The amount of net radiation available is determined either via a simple fraction or via an equation by [6] linking the leaf area profile to absorbed radiation.

This module combines evaporation, transpiration, and interception, and VAMPS works best when it is used.

Interception

Interception of precipitation can comprise a large part of the water balance in forested catchments. Interception is defined as [7]:

… the amount of rainfall retained by the vegetation and evaporated without dripping off or running down the stem. At some point after precipitation ceases, all of the intercepted water will be evaporated…

Note that losses in the litter layer are not included. The balance between precipitation, evaporation, and canopy storage [8] determines the amount of rainfall interception.

How interception losses are calculated is mostly determined by the available data. The Rutter model [8] needs hourly input, while some of its parameters should be determined using 5-minute values. Daily values are most commonly available, so developing equations for daily values is practical [9]. Gash [1] developed an analytical variant of the Rutter model for use with daily data, assuming one storm per day.

The input file settings for interception are described in the [interception] section of Configuration.

Gash’s method

For daily input data the method described by [1] is preferred. Gash’s model is based on the numerical model of [8] but can be applied to daily measurements assuming one storm per day. [10] tested both models on the same dataset and found comparable results.

The amount of water needed to completely saturate the canopy, \(P'\), is:

\[P' = \frac{-\overline{R} S}{\overline{E}} \ln \left[ 1 - \frac{\overline{E}}{\overline{R}} (1 - p - p_{Tr})^{-1} \right]\]

Interception losses for storms smaller than \(P'\):

\[E_i = (1 - p - p_{Tr}) P\]

Interception losses for storms larger than \(P'\):

\[E_i = (1 - p - p_{Tr}) P' + \frac{\overline{E}}{\overline{R}} (P - P')\]

Where:

\(\overline{R}\)

average precipitation [mm/d]

\(\overline{E}\)

average evaporation during storms [mm/d]

\(S\)

storage capacity of the canopy [mm]

\(p\)

free throughfall coefficient

\(p_{Tr}\)

stemflow coefficient

\(P\)

precipitation [mm/d]

\(E_i\)

interception loss [mm]

VAMPS can calculate the ratio \(\overline{E}/\overline{R}\) from the Penman–Monteith equation or use a fixed value (generally preferable, as Penman–Monteith with \(R_s = 0\) is not very accurate during storms due to advective energy).

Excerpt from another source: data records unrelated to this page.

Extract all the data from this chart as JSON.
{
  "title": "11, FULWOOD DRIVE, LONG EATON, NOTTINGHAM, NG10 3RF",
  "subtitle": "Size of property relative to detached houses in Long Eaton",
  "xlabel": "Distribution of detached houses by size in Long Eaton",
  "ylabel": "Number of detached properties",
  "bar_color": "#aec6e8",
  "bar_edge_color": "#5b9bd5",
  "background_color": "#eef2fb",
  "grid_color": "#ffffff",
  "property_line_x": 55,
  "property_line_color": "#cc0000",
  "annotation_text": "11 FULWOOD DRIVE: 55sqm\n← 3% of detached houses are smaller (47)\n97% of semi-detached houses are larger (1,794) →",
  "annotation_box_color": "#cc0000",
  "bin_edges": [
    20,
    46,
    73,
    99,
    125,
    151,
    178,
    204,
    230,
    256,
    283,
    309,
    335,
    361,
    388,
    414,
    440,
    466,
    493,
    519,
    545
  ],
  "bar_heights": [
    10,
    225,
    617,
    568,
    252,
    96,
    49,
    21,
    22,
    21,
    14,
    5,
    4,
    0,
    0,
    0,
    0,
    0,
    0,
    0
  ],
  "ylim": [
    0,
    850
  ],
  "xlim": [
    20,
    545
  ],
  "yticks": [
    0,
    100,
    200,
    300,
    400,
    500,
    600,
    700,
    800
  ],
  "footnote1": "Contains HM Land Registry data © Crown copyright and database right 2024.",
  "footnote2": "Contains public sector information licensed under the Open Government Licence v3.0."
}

VAMPS also allows the parameters \(S\), \(p\), and \(p_{Tr}\) to be linked to the Leaf Area Index (LAI) using the method of [11].

A version of the Gash model adapted for sub-daily time-steps is also available, in which the canopy storage \(S\) is reduced by the actual canopy storage at each time-step. Tests show that results from this adapted version and the standard daily version differ by no more than 2 %.

Calder regression model

[12] presented a simple regression model for interception loss that can adequately describe interception of forests in the UK:

\[E_i = \gamma \left[ 1 - \exp(-\delta P) \right]\]

Where:

\(E_i\)

interception loss [mm/d]

\(P\)

precipitation [mm/d]

\(\gamma\)

maximum interception loss per day [mm]

\(\delta\)

fitting parameter

Interception as a fraction of LAI

\[E_i = \min(P,\; \text{laifrac} \times LAI)\]

Where:

\(E_i\)

interception loss [mm/d]

\(P\)

precipitation [mm/d]

\(\text{laifrac}\)

interception fraction (approximately equal to canopy storage per unit LAI)

\(LAI\)

leaf area index

This method describes total interception well but fails on a storm-by-storm basis (used in the TOPOG model [13]). It is well suited for applications in which the canopy changes in time.

Rutter’s model

[8] developed a numerical interception model based on canopy storage. Hourly (preferably 5-minute) meteorological data are required:

\[dC/dt = P(1 - p - p_{Tr}) - (C/S) E_c - D_r\]

Where:

\(t\)

time-step [hour]

\(C\)

amount of water in the canopy

\(P\)

gross precipitation [mm/h]

\(p\)

free throughfall coefficient

\(p_{Tr}\)

proportion of water discharged via stem flow

\(S\)

canopy storage capacity [mm]

\(E_c\)

evaporation rate from wet canopy [mm/h]

\(D_r\)

drainage speed from storage in canopy [mm/h]

The model is rather insensitive to both \(S\) and \(p\) [14].